Ultrasound in Pediatric Emergencies

Gaurav Saigal, MD, Jennifer Runco Therrien, MD, and Frank Kuo, BS

Disclosures

Appl Radiol. 2014;43(8) 

In This Article

Pelvic Pathology

Ovarian

US is the imaging modality of choice for evaluating the pediatric female pelvis to exclude or diagnose emergency surgical conditions, including ovarian torsion, ectopic pregnancy and abscess. Functional ovarian (follicular) cysts result from failure of involution during the normal menstrual cycle. Bleeding into or rupture of a functional ovarian cyst is a cause of pain and may mimic acute appendicitis.[21] Non-hemorrhagic ovarian cysts appear as avascular, anechoic, thin-walled masses with posterior acoustic enhancement. Most cysts are small and resolve without treatment, but some may be large (up to 6 cm), in which case follow-up is recommended to ensure resolution.
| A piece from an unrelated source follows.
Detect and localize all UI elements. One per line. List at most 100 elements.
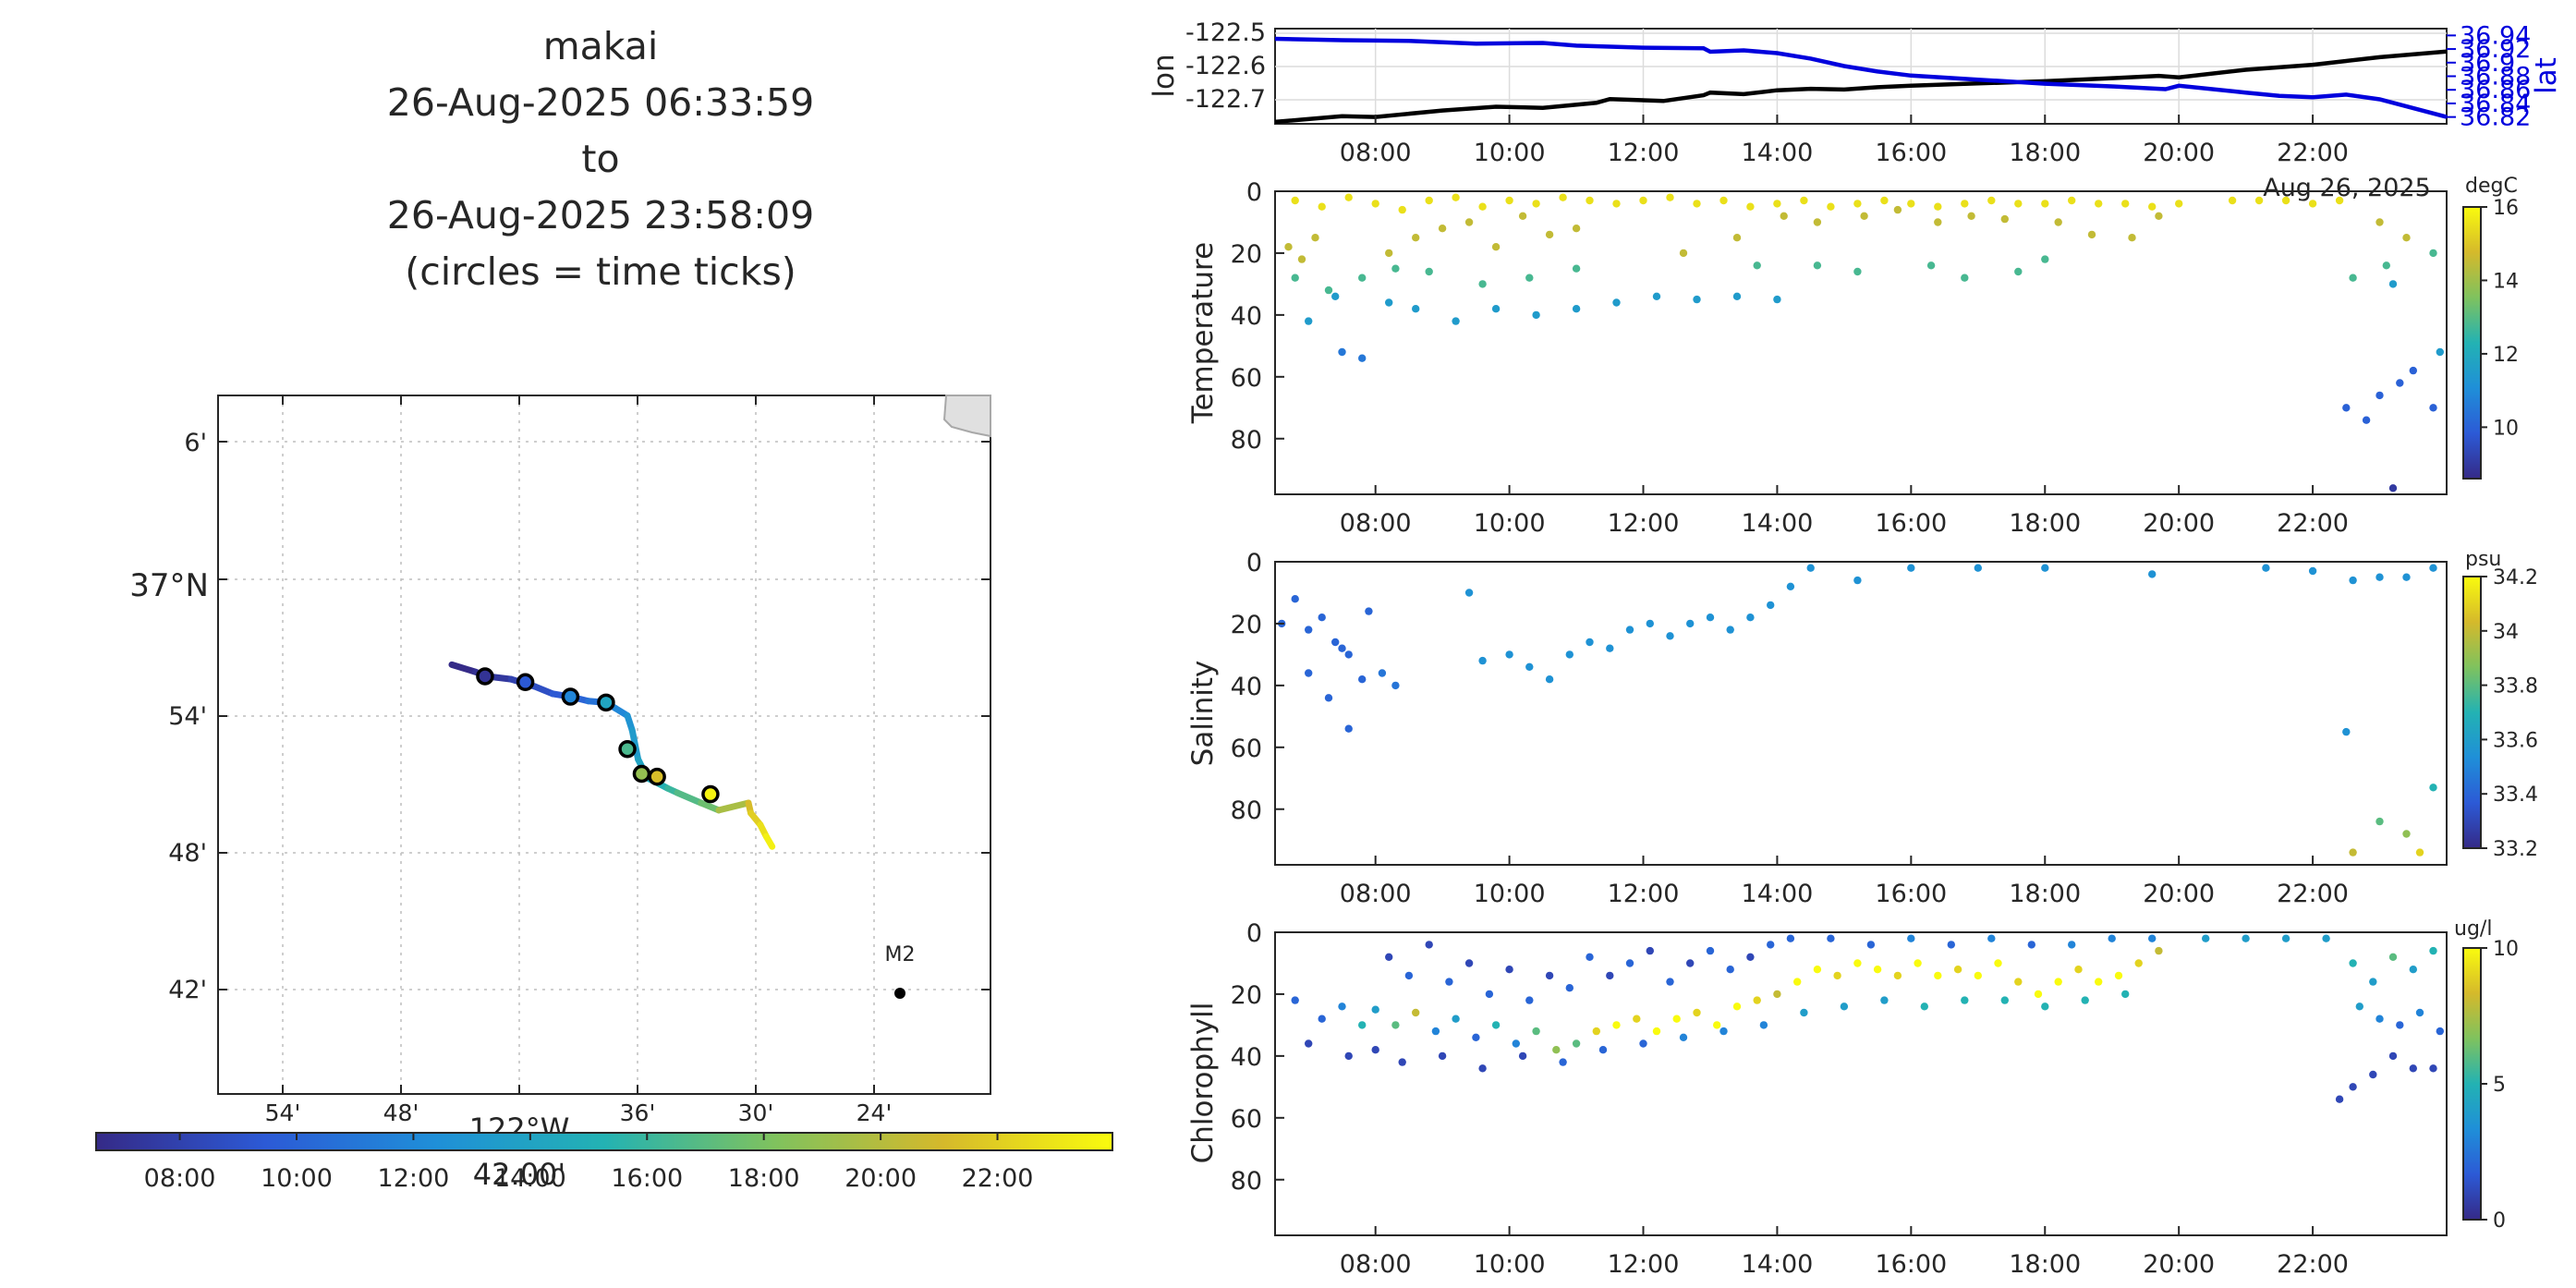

The US appearance of hemorrhagic cysts depends on the age of the blood, but typically they appear as avascular complex adnexal masses with septations and internal echoes in a "lace-like pattern" with some degree of through transmission.[22,23]

Congenital Anomalies

Congenital anomalies are not infrequently encountered in the ED as a cause of pain in the female child or adolescent. Hydrocolpos, hydrometrocolpos and hematametrocolpos in adolescents are typically caused by an imperforate hymen, leading to filling of the uterus and/or vagina with fluid and blood. US demonstrates a pelvic cystic mass with a fluid-debris level (Figure 12A-C).[21,22] Many cases of hydrometrocolpos in the neonate are associated with a urogenital sinus or cloacal malformation.[21,23] Failure of the Mullerian or para-mesonephric ducts to reach the urogenital sinus causes accumulation of uterine secretions proximal to the vaginal occlusion. This anomaly may present as a bulging mass between the labia in neonates or with primary amenorrhea and cyclical lower abdominal pain in adolescents.[22]

Figure 12.

An 11-year-old girl presented with pelvic pain. Relevant history was that the patient had never previously menstruated. On sagittal and transverse (A, B) gray-scale sonographic images of the pelvis, the vagina (solid white arrow) is markedly distended with echogenic material compatible with fluid and blood. The uterus (dotted white arrow) is visualized superior to the vagina on sagittal ultrasound and CT images (A, C) and the endometrial cavity is also distended but to a lesser extent with fluid and blood in this patient with hematometrocolpos.

Ovarian Torsion

Ovarian torsion is more common in patients with predisposing lesions, such as ovarian cysts or masses (teratomas), and is due to excessive mobility of the ovary.[22,24] Presentation is often confusing clinically and includes abrupt onset of severe lower abdominal pain usually preceded by intermittent pain or palpation of a pelvic mass.[23] Torsion initially occludes the venous circulation and, if untreated, progresses to occlude the arterial circulation. On US, the ovary appears diffusely enlarged with multiple peripheral follicles. (Figure 13A-B).[25] Additional findings include a complex pelvic mass, free fluid in the pouch of Douglas and absence of flow on color Doppler. However, lack of flow on color Doppler is not a reliable diagnostic criterion, as arterial flow has been seen in surgically proven ovarian torsion likely due to a dual arterial supply or preceding venous thrombosis.[21,24,25]

Figure 13.

A 13-year-old girl with right-sided pelvic pain. (A) Ultrasound demonstrates an enlarged and heterogeneous-appearing right ovary demonstrating multiple cysts. A dominant large cyst measuring up to 4.7cm (white arrow) was noted. (B) No vascularity was detected on color Doppler. At surgery, the right ovary was torsed and nonviable with omentum caked to it.